XRP price has been stuck in a tight range near $1.40 since early February. This consolidation has compressed trading volume, a classic sign of market indecision before a larger move. The latest data shows the token trading at $1.46, still within the $1.30 to $1.45 accumulation zone that has defined its path for months.
The primary on-chain warning signal is a sharp spike in the Network Value to Transactions (NVT) ratio. It surged to 1,076 on April 29, marking its highest level since October 2025. This extreme reading indicates that price rose significantly faster than actual on-chain transaction activity. Historically, such disconnects have preceded short-term corrections because the rally lacked fundamental transactional support.
This creates a tension between technical patterns and on-chain health. While the weekly chart shows defensive action at key Fibonacci levels and a slowly turning MACD, the high NVT ratio flags the network as potentially overheated. For the bullish setup to hold, the NVT must fall and daily transaction volume must pick up.
The Scam Outflow: A Negative Flow Event
A massive escalation in airdrop and giveaway scams is creating a direct outflow of liquidity from retail wallets. Ripple's CTO Emeritus, David 'JoelKatz' Schwartz, issued a stark warning on May 14, 2026, citing a "huge escalation lately" in these frauds targeting XRPL users. The mechanics are simple and predatory: scammers lure victims with promises to double their XRP or offer free tokens, only to steal the sent funds with no return.
This represents a clear negative flow event. The tokens extracted are not entering productive on-chain activity; they are being siphoned out of the ecosystem. This coincides with the current price stalemate and the extreme NVT spike, adding another layer of pressure on the network's perceived health. While the exact volume of tokens stolen is not quantified in the evidence, the scale of the warning and the known losses from similar scams-over $5 million in one report-indicate a material drain on retail capital.

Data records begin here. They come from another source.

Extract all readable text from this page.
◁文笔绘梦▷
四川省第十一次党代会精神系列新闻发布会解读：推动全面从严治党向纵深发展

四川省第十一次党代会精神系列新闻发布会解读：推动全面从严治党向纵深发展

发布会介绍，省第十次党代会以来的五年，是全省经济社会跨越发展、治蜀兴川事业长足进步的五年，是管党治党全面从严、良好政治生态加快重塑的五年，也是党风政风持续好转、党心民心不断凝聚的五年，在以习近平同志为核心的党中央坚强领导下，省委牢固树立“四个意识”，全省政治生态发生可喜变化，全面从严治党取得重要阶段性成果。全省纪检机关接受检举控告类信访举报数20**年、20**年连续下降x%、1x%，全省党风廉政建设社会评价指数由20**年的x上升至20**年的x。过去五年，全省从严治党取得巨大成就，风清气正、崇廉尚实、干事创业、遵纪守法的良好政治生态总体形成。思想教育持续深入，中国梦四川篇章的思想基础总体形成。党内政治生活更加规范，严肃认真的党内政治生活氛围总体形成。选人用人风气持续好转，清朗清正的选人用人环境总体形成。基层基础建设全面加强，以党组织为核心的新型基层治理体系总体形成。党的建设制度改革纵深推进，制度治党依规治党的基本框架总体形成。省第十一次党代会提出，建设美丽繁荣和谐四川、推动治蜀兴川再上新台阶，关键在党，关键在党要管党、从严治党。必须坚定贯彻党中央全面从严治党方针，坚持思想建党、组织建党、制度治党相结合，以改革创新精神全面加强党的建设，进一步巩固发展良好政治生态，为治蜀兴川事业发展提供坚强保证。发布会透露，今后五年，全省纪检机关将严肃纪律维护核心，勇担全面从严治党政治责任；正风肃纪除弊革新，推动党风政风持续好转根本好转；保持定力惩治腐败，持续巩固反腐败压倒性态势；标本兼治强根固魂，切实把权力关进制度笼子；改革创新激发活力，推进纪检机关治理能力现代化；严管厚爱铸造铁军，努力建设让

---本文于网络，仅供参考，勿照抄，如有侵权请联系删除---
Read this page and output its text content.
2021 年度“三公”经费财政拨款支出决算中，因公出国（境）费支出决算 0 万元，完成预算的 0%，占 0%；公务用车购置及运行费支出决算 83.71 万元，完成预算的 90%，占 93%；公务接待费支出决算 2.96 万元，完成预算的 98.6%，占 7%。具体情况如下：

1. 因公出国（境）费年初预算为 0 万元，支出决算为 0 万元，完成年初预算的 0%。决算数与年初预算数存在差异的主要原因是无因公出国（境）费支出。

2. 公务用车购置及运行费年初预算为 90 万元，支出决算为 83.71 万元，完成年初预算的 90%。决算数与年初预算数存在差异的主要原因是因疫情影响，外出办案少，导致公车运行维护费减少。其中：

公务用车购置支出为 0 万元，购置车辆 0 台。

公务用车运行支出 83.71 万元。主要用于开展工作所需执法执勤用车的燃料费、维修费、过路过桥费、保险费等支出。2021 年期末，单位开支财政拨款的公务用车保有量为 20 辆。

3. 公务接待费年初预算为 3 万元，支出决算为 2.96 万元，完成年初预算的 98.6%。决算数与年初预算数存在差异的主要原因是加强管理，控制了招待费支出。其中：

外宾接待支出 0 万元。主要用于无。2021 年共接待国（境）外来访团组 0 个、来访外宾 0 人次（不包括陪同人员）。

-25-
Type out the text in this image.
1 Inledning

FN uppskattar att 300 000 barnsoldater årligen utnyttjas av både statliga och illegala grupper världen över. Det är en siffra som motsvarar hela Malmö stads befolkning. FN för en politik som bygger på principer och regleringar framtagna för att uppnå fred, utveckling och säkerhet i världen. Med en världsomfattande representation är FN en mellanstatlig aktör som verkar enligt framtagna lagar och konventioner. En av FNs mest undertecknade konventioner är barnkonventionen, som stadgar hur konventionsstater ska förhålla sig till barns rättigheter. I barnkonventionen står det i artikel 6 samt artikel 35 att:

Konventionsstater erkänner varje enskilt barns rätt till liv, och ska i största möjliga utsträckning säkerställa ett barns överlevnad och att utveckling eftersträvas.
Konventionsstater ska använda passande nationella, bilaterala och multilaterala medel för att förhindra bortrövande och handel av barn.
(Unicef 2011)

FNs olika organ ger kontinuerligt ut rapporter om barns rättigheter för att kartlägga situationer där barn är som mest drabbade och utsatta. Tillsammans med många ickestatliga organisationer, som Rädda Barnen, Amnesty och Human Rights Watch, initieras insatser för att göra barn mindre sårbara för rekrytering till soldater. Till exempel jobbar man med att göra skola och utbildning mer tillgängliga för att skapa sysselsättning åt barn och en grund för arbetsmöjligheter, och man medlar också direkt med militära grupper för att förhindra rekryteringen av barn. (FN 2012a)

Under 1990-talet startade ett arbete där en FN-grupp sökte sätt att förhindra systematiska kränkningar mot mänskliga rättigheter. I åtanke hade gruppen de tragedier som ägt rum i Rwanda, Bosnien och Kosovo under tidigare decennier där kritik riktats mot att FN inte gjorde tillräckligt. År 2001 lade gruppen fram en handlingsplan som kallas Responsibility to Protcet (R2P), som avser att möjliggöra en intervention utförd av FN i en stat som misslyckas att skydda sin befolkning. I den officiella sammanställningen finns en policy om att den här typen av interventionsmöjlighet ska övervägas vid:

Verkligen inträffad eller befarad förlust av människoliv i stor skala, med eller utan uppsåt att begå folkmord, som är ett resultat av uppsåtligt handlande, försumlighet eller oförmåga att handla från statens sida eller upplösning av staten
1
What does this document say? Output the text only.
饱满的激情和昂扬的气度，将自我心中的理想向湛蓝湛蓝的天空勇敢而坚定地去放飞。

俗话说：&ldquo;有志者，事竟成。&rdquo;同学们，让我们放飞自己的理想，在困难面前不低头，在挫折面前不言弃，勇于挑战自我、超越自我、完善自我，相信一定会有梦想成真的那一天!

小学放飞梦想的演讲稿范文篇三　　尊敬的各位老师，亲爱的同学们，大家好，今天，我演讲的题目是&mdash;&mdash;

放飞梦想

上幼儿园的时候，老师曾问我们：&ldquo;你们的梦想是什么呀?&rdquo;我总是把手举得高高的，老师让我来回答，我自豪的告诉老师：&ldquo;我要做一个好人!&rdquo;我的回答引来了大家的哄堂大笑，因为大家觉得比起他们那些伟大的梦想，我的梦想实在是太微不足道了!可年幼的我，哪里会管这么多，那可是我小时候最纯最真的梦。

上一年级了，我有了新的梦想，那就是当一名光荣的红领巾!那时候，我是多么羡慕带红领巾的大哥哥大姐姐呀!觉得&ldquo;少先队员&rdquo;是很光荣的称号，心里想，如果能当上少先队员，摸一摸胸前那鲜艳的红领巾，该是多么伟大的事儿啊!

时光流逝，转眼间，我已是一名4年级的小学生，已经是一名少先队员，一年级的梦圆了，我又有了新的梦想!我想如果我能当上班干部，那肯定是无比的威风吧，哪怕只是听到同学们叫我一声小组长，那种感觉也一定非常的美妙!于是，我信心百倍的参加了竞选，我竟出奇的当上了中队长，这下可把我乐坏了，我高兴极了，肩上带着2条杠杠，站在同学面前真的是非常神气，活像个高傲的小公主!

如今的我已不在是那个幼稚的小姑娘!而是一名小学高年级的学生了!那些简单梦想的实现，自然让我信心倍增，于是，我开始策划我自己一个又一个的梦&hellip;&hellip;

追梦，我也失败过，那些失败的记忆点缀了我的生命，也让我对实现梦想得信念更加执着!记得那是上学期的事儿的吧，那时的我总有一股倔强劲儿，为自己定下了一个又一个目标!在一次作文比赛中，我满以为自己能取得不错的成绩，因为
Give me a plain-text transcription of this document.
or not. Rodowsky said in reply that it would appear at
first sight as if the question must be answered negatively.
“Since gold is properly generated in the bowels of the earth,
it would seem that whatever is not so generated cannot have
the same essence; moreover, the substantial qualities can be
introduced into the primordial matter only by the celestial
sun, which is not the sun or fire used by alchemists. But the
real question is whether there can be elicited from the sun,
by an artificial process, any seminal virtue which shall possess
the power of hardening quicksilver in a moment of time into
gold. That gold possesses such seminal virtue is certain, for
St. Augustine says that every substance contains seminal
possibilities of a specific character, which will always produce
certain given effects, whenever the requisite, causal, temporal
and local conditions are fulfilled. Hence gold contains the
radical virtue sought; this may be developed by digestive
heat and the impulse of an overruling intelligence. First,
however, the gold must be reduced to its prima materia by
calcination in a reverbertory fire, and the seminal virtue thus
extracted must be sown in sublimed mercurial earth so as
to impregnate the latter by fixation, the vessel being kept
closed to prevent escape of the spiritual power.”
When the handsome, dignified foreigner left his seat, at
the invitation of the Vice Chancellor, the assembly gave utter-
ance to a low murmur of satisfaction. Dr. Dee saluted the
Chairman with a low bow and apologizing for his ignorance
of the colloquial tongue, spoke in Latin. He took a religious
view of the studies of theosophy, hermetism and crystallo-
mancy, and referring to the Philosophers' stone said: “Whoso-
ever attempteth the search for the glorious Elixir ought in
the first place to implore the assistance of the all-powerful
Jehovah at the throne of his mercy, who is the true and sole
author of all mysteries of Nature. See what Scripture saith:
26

The timing is critical. As institutional flows and ETF developments capture headlines, this retail outflow creates a tug-of-war. The scam activity likely discourages new retail participation and may force some holders to exit, working against the accumulation narrative needed to break the $1.40 range. For now, it's a hidden friction that weakens the base of holders supporting the price.
Counter-Flow: ETF Inflows vs. Scam Pressure
The bullish catalyst is clear: XRP ETF inflows reached $75 million in April. This institutional flow provides a tangible source of demand that could fuel a breakout. Yet, it faces a direct headwind from a negative retail outflow. A massive escalation in airdrop scams is siphoning liquidity from the ecosystem, creating a tug-of-war for net liquidity.
This sets up a critical battle. The ETF inflow offers a potential bullish anchor, but it must overcome the negative pressure from scams and the network's own overheated NVT ratio. The AI forecast adds a near-term bearish tilt, predicting a 1.68% decline to $1.37 over the next week. This suggests the negative forces are currently dominant.
The key watchpoint is price action above $1.50. A sustained move above that level would signal the ETF inflows are winning the battle, clearing the path for the daily cup-and-handle pattern's $1.70 target. Until then, the stalemate persists, with positive institutional flow struggling against negative retail outflows and technical caution.